Entonces yo dejaba que me amara y él me dejaba amarlo.

En el momento preciso en que él gozaba yo me sentía saciada y plena y sentía deseos de estar sola. Le ofrecía la espalda y me acurrucaba en posición fetal en la cama, me encerraba en mí misma. Me masturbaba.

Entonces él me dejaba tranquila y se quedaba inmóvil en la cama deshecha, completamente desnudo, con un brazo encima de la cabeza y los ojos apuntando al cielorraso, pensando. Su cuerpo parecía estar siendo recorrido por descargas eróticas, su virilidad estaba presente, fuerte.

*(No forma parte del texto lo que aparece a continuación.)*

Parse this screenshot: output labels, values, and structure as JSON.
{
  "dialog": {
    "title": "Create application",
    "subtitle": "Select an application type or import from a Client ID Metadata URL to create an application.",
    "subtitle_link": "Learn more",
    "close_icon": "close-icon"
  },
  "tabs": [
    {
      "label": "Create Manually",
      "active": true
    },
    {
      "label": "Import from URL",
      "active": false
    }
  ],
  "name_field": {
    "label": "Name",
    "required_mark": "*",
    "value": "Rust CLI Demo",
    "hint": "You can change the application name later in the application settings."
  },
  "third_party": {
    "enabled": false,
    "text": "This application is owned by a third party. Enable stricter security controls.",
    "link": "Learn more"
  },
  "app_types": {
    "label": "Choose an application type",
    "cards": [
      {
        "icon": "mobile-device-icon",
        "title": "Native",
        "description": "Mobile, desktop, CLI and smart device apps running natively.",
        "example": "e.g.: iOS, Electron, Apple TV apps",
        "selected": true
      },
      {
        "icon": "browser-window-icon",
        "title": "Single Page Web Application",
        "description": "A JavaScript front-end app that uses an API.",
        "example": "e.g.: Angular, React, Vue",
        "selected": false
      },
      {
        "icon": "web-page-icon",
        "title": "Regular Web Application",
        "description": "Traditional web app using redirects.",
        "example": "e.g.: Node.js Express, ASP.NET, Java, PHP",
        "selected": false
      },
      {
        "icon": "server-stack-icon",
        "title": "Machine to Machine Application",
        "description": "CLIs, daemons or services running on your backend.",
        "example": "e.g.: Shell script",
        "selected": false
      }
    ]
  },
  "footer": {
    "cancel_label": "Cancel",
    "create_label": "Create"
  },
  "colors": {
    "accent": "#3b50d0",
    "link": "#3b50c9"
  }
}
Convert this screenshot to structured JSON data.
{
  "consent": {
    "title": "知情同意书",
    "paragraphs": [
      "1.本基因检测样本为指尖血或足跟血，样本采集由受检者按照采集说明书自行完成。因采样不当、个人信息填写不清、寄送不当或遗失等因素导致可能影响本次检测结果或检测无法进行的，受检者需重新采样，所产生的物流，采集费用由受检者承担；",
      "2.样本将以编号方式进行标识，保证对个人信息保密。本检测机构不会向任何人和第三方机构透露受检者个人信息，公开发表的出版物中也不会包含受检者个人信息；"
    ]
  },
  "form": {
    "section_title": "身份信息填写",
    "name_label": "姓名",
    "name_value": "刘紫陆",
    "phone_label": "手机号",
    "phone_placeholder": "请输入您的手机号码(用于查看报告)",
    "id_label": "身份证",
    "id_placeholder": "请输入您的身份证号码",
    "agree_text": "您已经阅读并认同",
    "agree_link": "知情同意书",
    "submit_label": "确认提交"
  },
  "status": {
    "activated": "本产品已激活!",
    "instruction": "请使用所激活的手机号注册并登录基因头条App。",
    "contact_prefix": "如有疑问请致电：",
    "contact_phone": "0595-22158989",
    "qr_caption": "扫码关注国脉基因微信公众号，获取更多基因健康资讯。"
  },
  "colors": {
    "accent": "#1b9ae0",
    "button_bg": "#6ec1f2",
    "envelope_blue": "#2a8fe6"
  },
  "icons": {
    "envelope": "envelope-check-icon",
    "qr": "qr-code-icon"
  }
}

En esos momentos de silencio e inmovilidad, cuando la oscuridad del cuarto de hotel se veía, de a ratos, interrumpida por los faros de algún auto que pasaba, me preguntaba qué le habría quedado si todo el perfume natural del que estaba embebido yo lo hubiera asimilado, tragado, inmovilizado dentro de mí. Se habría convertido en una encina seca, pronta a morir deshidratada; sus raíces seguirían bien hundidas en la tierra, pero la savia ya no recorrería ese tronco rugoso e imponente.